Members of the Listuguj Mi’gmaq First Nation took to the waters of the Chaleur Bay to fish for lobster, just as they have for generations. The difference this fall is that they will sell some of their catch. The Department of Fisheries and Oceans (DFO) has refused to grant the Listuguj Mi’gmaq Government a commercial licence for its fall lobster fishery. The fishery will be conducted without a licence from the DFO but will be regulated by the community’s own law and fishing plan.
In 1999, in R. v. Marshall, the Supreme Court of Canada confirmed that the Peace and Friendship Treaties of 1760-61 and the Canadian constitution protect the right of Mi’gmaq communities to fish commercially to provide for themselves. The DFO has the authority to impose limits on Mi’gmaq commercial fishing, but only if these limits are minimally intrusive, follow meaningful consultation, and are aimed at achieving a compelling objective, such as conservation or safety. The DFO has offered no explanation that could justify its refusal to issue a commercial fishing licence this fall.

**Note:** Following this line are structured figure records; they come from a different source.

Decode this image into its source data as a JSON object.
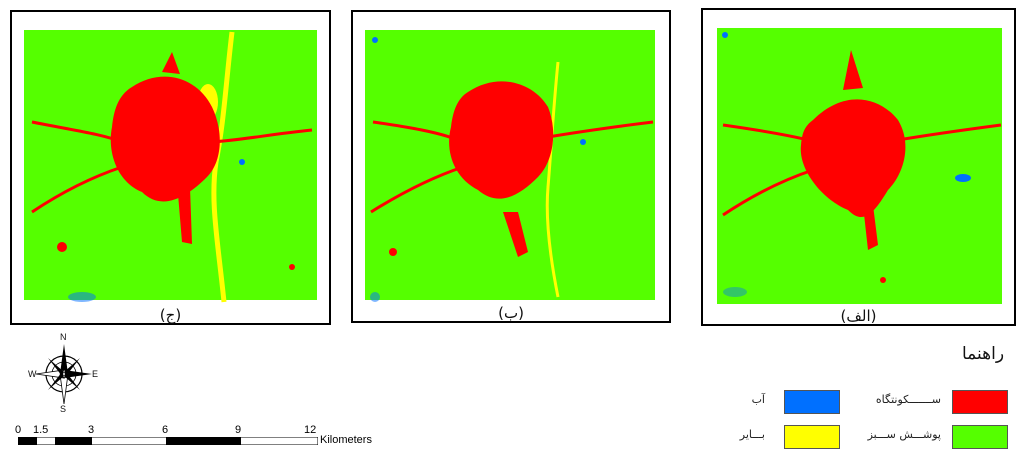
{
  "maps": [
    {
      "label": "(ج)"
    },
    {
      "label": "(ب)"
    },
    {
      "label": "(الف)"
    }
  ],
  "legend": {
    "title": "راهنما",
    "items": [
      {
        "label": "ســـــــکونتگاه",
        "color": "#ff0000"
      },
      {
        "label": "آب",
        "color": "#0070ff"
      },
      {
        "label": "پوشـــش ســـبز",
        "color": "#55ff00"
      },
      {
        "label": "بـــایر",
        "color": "#ffff00"
      }
    ]
  },
  "north_arrow": {
    "n": "N",
    "s": "S",
    "e": "E",
    "w": "W",
    "icon": "compass-rose-icon"
  },
  "scale_bar": {
    "ticks": [
      "0",
      "1.5",
      "3",
      "6",
      "9",
      "12"
    ],
    "units": "Kilometers"
  },
  "colors": {
    "settlement": "#ff0000",
    "water": "#0070ff",
    "vegetation": "#55ff00",
    "barren": "#ffff00"
  }
}
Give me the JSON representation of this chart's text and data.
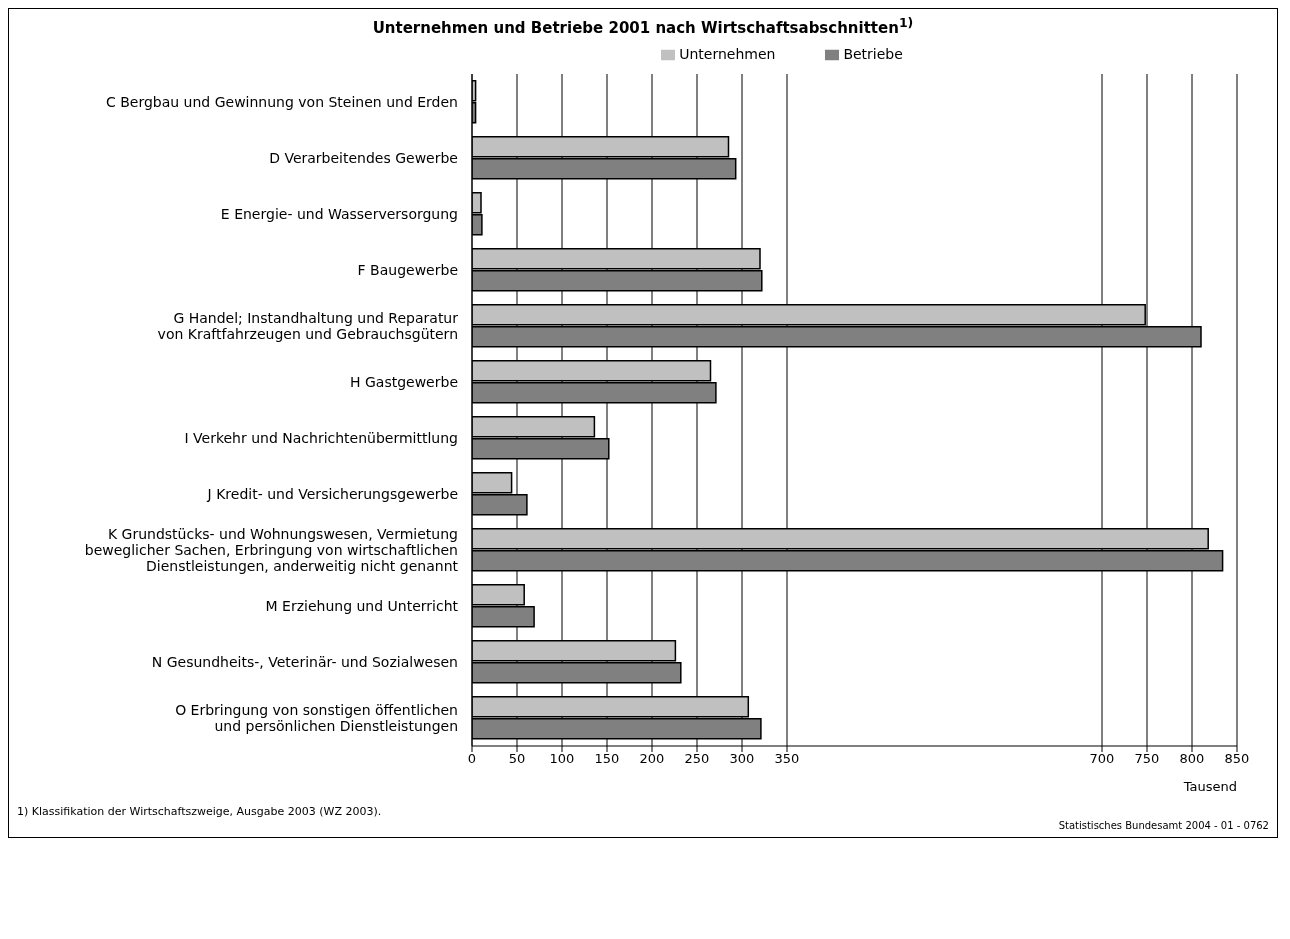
{
  "chart_data": {
    "type": "bar",
    "orientation": "horizontal",
    "title": "Unternehmen und Betriebe 2001 nach Wirtschaftsabschnitten$^{1)}$",
    "xlabel": "Tausend",
    "categories": [
      "C Bergbau und Gewinnung von Steinen und Erden",
      "D Verarbeitendes Gewerbe",
      "E Energie- und Wasserversorgung",
      "F Baugewerbe",
      "G Handel; Instandhaltung und Reparatur\nvon Kraftfahrzeugen und Gebrauchsgütern",
      "H Gastgewerbe",
      "I Verkehr und Nachrichtenübermittlung",
      "J Kredit- und Versicherungsgewerbe",
      "K Grundstücks- und Wohnungswesen, Vermietung\nbeweglicher Sachen, Erbringung von wirtschaftlichen\nDienstleistungen, anderweitig nicht genannt",
      "M Erziehung und Unterricht",
      "N Gesundheits-, Veterinär- und Sozialwesen",
      "O Erbringung von sonstigen öffentlichen\nund persönlichen Dienstleistungen"
    ],
    "series": [
      {
        "name": "Unternehmen",
        "color": "#c0c0c0",
        "values": [
          4,
          285,
          10,
          320,
          748,
          265,
          136,
          44,
          818,
          58,
          226,
          307
        ]
      },
      {
        "name": "Betriebe",
        "color": "#808080",
        "values": [
          4,
          293,
          11,
          322,
          810,
          271,
          152,
          61,
          834,
          69,
          232,
          321
        ]
      }
    ],
    "xlim": [
      0,
      850
    ],
    "xticks": [
      0,
      50,
      100,
      150,
      200,
      250,
      300,
      350,
      700,
      750,
      800,
      850
    ],
    "grid": "x",
    "legend": "top",
    "annotations": [
      "1) Klassifikation der Wirtschaftszweige, Ausgabe 2003 (WZ 2003).",
      "Statistisches Bundesamt 2004 - 01 - 0762"
    ]
  }
}
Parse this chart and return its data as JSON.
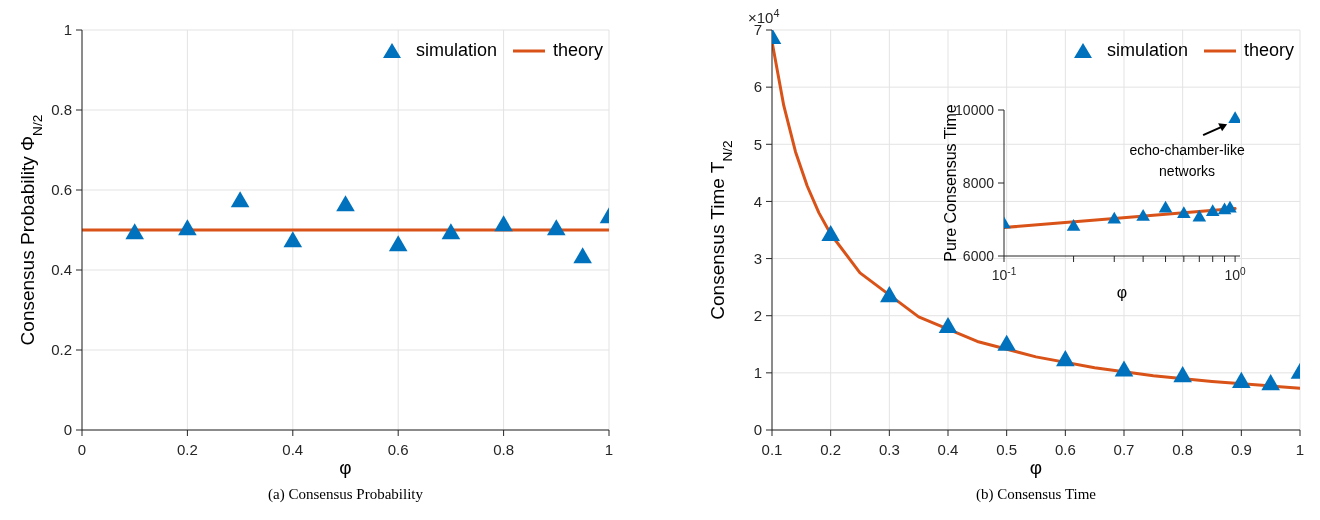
{
  "chart_data": [
    {
      "type": "scatter",
      "title": "(a) Consensus Probability",
      "xlabel": "φ",
      "ylabel": "Consensus Probability Φ$_{N/2}$",
      "xlim": [
        0,
        1
      ],
      "xticks": [
        0,
        0.2,
        0.4,
        0.6,
        0.8,
        1
      ],
      "ylim": [
        0,
        1
      ],
      "yticks": [
        0,
        0.2,
        0.4,
        0.6,
        0.8,
        1
      ],
      "grid": true,
      "legend": "top right",
      "line_style": "solid",
      "series": [
        {
          "name": "simulation",
          "marker": "triangle",
          "color": "#0072bd",
          "x": [
            0.1,
            0.2,
            0.3,
            0.4,
            0.5,
            0.6,
            0.7,
            0.8,
            0.9,
            0.95,
            1
          ],
          "values": [
            0.49,
            0.5,
            0.57,
            0.47,
            0.56,
            0.46,
            0.49,
            0.51,
            0.5,
            0.43,
            0.53
          ]
        },
        {
          "name": "theory",
          "type": "line",
          "color": "#d95319",
          "x": [
            0,
            1
          ],
          "values": [
            0.5,
            0.5
          ]
        }
      ]
    },
    {
      "type": "scatter",
      "title": "(b) Consensus Time",
      "xlabel": "φ",
      "ylabel": "Consensus Time T$_{N/2}$",
      "xlim": [
        0.1,
        1
      ],
      "xticks": [
        0.1,
        0.2,
        0.3,
        0.4,
        0.5,
        0.6,
        0.7,
        0.8,
        0.9,
        1
      ],
      "ylim": [
        0,
        7
      ],
      "yticks": [
        0,
        1,
        2,
        3,
        4,
        5,
        6,
        7
      ],
      "grid": true,
      "legend": "top right",
      "line_style": "solid",
      "annotations": [
        "×10$^{4}$"
      ],
      "series": [
        {
          "name": "simulation",
          "marker": "triangle",
          "color": "#0072bd",
          "x": [
            0.1,
            0.2,
            0.3,
            0.4,
            0.5,
            0.6,
            0.7,
            0.8,
            0.9,
            0.95,
            1
          ],
          "values": [
            6.85,
            3.4,
            2.33,
            1.79,
            1.48,
            1.21,
            1.03,
            0.93,
            0.83,
            0.79,
            0.99
          ]
        },
        {
          "name": "theory",
          "type": "line",
          "color": "#d95319",
          "x": [
            0.1,
            0.12,
            0.14,
            0.16,
            0.18,
            0.2,
            0.25,
            0.35,
            0.45,
            0.55,
            0.65,
            0.75,
            0.85,
            1
          ],
          "values": [
            6.8,
            5.68,
            4.87,
            4.27,
            3.8,
            3.43,
            2.75,
            1.98,
            1.55,
            1.28,
            1.09,
            0.95,
            0.85,
            0.73
          ]
        }
      ]
    },
    {
      "type": "scatter",
      "xlabel": "φ",
      "ylabel": "Pure Consensus Time",
      "log": "x",
      "xlim": [
        0.1,
        1.05
      ],
      "xticks": [
        {
          "value": 0.1,
          "label": "10$^{-1}$"
        },
        {
          "value": 0.2,
          "label": null
        },
        {
          "value": 0.3,
          "label": null
        },
        {
          "value": 0.4,
          "label": null
        },
        {
          "value": 0.5,
          "label": null
        },
        {
          "value": 0.6,
          "label": null
        },
        {
          "value": 0.7,
          "label": null
        },
        {
          "value": 0.8,
          "label": null
        },
        {
          "value": 0.9,
          "label": null
        },
        {
          "value": 1,
          "label": "10$^{0}$"
        }
      ],
      "ylim": [
        6000,
        10000
      ],
      "yticks": [
        6000,
        8000,
        10000
      ],
      "line_style": "solid",
      "annotations": [
        {
          "text": "echo-chamber-like networks",
          "x": 1,
          "y": 9750
        }
      ],
      "series": [
        {
          "marker": "triangle",
          "color": "#0072bd",
          "x": [
            0.1,
            0.2,
            0.3,
            0.4,
            0.5,
            0.6,
            0.7,
            0.8,
            0.9,
            0.95,
            1
          ],
          "values": [
            6870,
            6800,
            7000,
            7070,
            7300,
            7150,
            7050,
            7200,
            7250,
            7300,
            9750
          ]
        },
        {
          "type": "line",
          "color": "#d95319",
          "x": [
            0.1,
            0.3,
            1
          ],
          "values": [
            6780,
            7030,
            7300
          ]
        }
      ]
    }
  ]
}
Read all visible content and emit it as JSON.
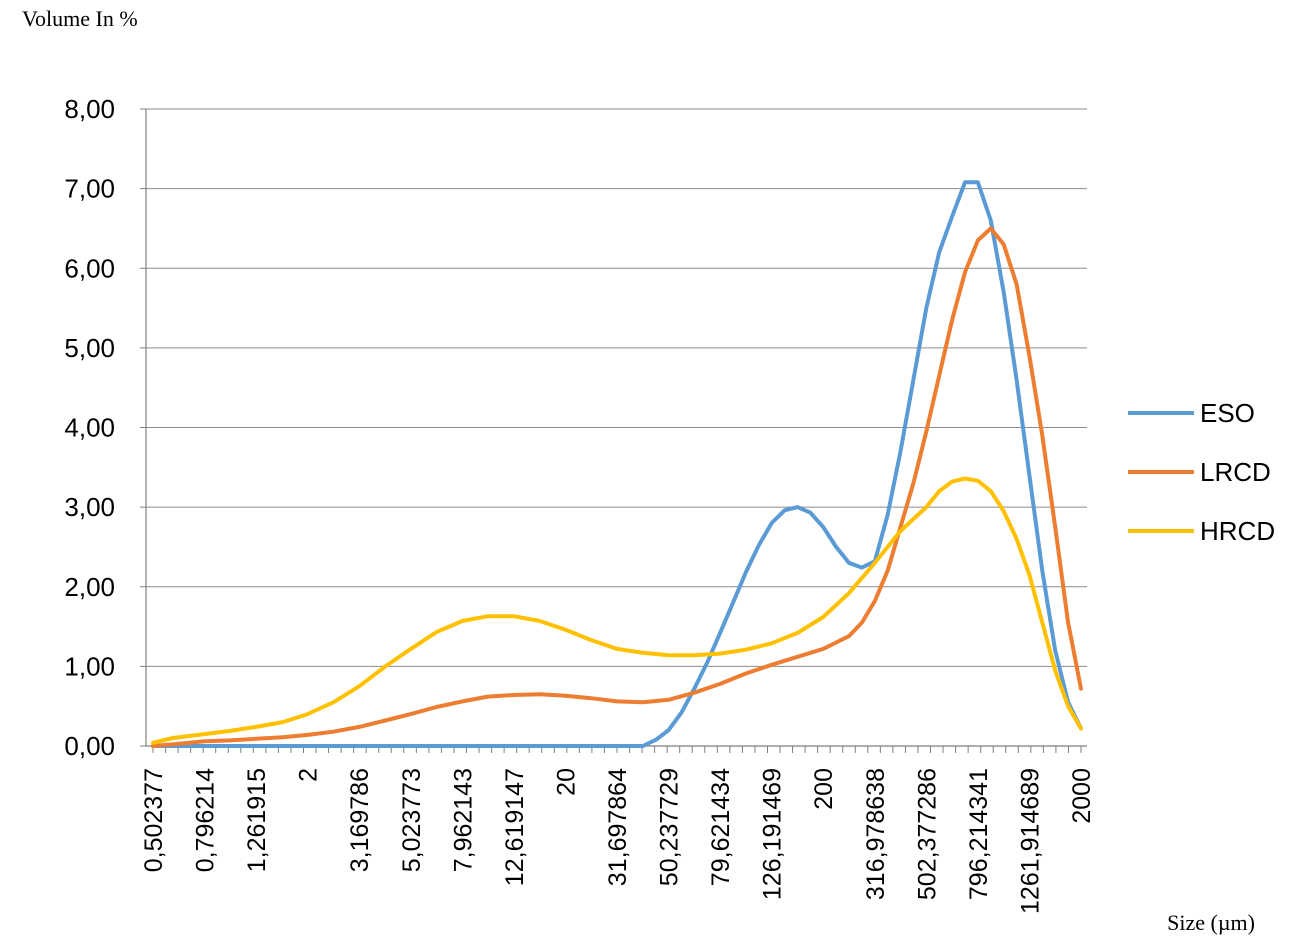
{
  "chart_data": {
    "type": "line",
    "ylabel": "Volume In %",
    "xlabel": "Size (µm)",
    "ylim": [
      0,
      8
    ],
    "y_ticks": [
      "0,00",
      "1,00",
      "2,00",
      "3,00",
      "4,00",
      "5,00",
      "6,00",
      "7,00",
      "8,00"
    ],
    "x_scale": "log",
    "x_ticks": [
      "0,502377",
      "0,796214",
      "1,261915",
      "2",
      "3,169786",
      "5,023773",
      "7,962143",
      "12,619147",
      "20",
      "31,697864",
      "50,237729",
      "79,621434",
      "126,191469",
      "200",
      "316,978638",
      "502,377286",
      "796,214341",
      "1261,914689",
      "2000"
    ],
    "x_tick_values": [
      0.502377,
      0.796214,
      1.261915,
      2,
      3.169786,
      5.023773,
      7.962143,
      12.619147,
      20,
      31.697864,
      50.237729,
      79.621434,
      126.191469,
      200,
      316.978638,
      502.377286,
      796.214341,
      1261.914689,
      2000
    ],
    "grid": true,
    "legend": "right",
    "series": [
      {
        "name": "ESO",
        "color": "#5B9BD5",
        "x": [
          0.502377,
          0.796214,
          1.261915,
          2,
          3.169786,
          5.023773,
          7.962143,
          12.619147,
          20,
          31.697864,
          40,
          45,
          50.237729,
          56.4,
          63.2,
          71,
          79.621434,
          89.3,
          100.2,
          112.5,
          126.191469,
          141.6,
          158.9,
          178.3,
          200,
          224.4,
          251.8,
          282.5,
          316.978638,
          355.6,
          399,
          447.7,
          502.377286,
          563.6,
          632.4,
          709.6,
          796.214341,
          893.4,
          1002.4,
          1124.7,
          1261.914689,
          1415.9,
          1588.7,
          1782.5,
          2000
        ],
        "values": [
          0,
          0,
          0,
          0,
          0,
          0,
          0,
          0,
          0,
          0,
          0,
          0.08,
          0.2,
          0.42,
          0.72,
          1.05,
          1.42,
          1.8,
          2.18,
          2.52,
          2.8,
          2.96,
          3.0,
          2.93,
          2.75,
          2.5,
          2.3,
          2.24,
          2.32,
          2.9,
          3.7,
          4.6,
          5.5,
          6.2,
          6.65,
          7.08,
          7.08,
          6.6,
          5.7,
          4.6,
          3.4,
          2.2,
          1.2,
          0.55,
          0.22
        ]
      },
      {
        "name": "LRCD",
        "color": "#ED7D31",
        "x": [
          0.502377,
          0.6,
          0.796214,
          1,
          1.261915,
          1.6,
          2,
          2.52,
          3.169786,
          4,
          5.023773,
          6.32,
          7.962143,
          10,
          12.619147,
          15.9,
          20,
          25.2,
          31.697864,
          40,
          50.237729,
          63.2,
          79.621434,
          100.2,
          126.191469,
          158.9,
          200,
          224.4,
          251.8,
          282.5,
          316.978638,
          355.6,
          399,
          447.7,
          502.377286,
          563.6,
          632.4,
          709.6,
          796.214341,
          893.4,
          1002.4,
          1124.7,
          1261.914689,
          1415.9,
          1588.7,
          1782.5,
          2000
        ],
        "values": [
          0,
          0.02,
          0.06,
          0.07,
          0.09,
          0.11,
          0.14,
          0.18,
          0.24,
          0.32,
          0.4,
          0.49,
          0.56,
          0.62,
          0.64,
          0.65,
          0.63,
          0.6,
          0.56,
          0.55,
          0.58,
          0.67,
          0.78,
          0.91,
          1.02,
          1.12,
          1.22,
          1.3,
          1.38,
          1.55,
          1.82,
          2.2,
          2.75,
          3.3,
          3.95,
          4.65,
          5.35,
          5.95,
          6.35,
          6.5,
          6.3,
          5.8,
          4.9,
          3.9,
          2.75,
          1.55,
          0.72
        ]
      },
      {
        "name": "HRCD",
        "color": "#FFC000",
        "x": [
          0.502377,
          0.6,
          0.796214,
          1,
          1.261915,
          1.6,
          2,
          2.52,
          3.169786,
          4,
          5.023773,
          6.32,
          7.962143,
          10,
          12.619147,
          15.9,
          20,
          25.2,
          31.697864,
          40,
          50.237729,
          63.2,
          79.621434,
          100.2,
          126.191469,
          158.9,
          200,
          251.8,
          316.978638,
          399,
          502.377286,
          563.6,
          632.4,
          709.6,
          796.214341,
          893.4,
          1002.4,
          1124.7,
          1261.914689,
          1415.9,
          1588.7,
          1782.5,
          2000
        ],
        "values": [
          0.04,
          0.1,
          0.15,
          0.19,
          0.24,
          0.3,
          0.4,
          0.55,
          0.75,
          1.0,
          1.22,
          1.43,
          1.57,
          1.63,
          1.63,
          1.57,
          1.46,
          1.33,
          1.22,
          1.17,
          1.14,
          1.14,
          1.16,
          1.21,
          1.29,
          1.42,
          1.62,
          1.92,
          2.3,
          2.7,
          3.0,
          3.2,
          3.32,
          3.36,
          3.33,
          3.2,
          2.95,
          2.6,
          2.15,
          1.55,
          0.95,
          0.5,
          0.22
        ]
      }
    ]
  }
}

“Prime Minister Trudeau has often repeated that his government’s most important relationship is with Canada’s indigenous people,” said Darcy Gray, Chief of the Listuguj Mi’gmaq Government. “This fall provides the Prime Minister with an opportunity to show us what that really means. If this government is actually committed to reconciliation, then they will support us as we exercise our rights.”
A fall lobster fishery is not new. Listuguj has held a fall lobster fishery to feed the community for the past two decades. “We have no intention of increasing our fishing effort beyond what is sustainable,” explained Fred Metallic, the Listuguj Mi’gmaq Government’s Director of Natural Resources. “We have our own law and plan in place to ensure that.”
The difference this year is that some of the lobster caught in the fall will be sold to offset costs. Since the Marshall decision, Listuguj has also conducted a limited commercial lobster fishery in the spring. For the spring fishery, the DFO issues the Listuguj Mi’gmaq Government a commercial licence.
Sky Metallic is a Councillor with the Listuguj Mi’gmaq Government. “Our disagreement with the DFO is about what happens to the lobster after they have been brought ashore,” he explained. “This has nothing to do with safety or conservation. I understand that we are in an election, but that is not a reason to violate our rights. We need to move forward. This is about reconciliation, not politics.”
Last November, Canada and the Listuguj Mi’gmaq Government signed a Framework Agreement on Reconciliation and the Fisheries. That agreement kicked off formal negotiations on fisheries governance and fishing rights. Those negotiations are ongoing.
“Listuguj remains committed to negotiating a long-term arrangement with Canada to find reconciliation on water,” Chief Gray emphasized. “But we cannot be made to wait indefinitely and for no reason for permission to exercise a right we already have: our right to fish and sell fish to address our community’s needs.”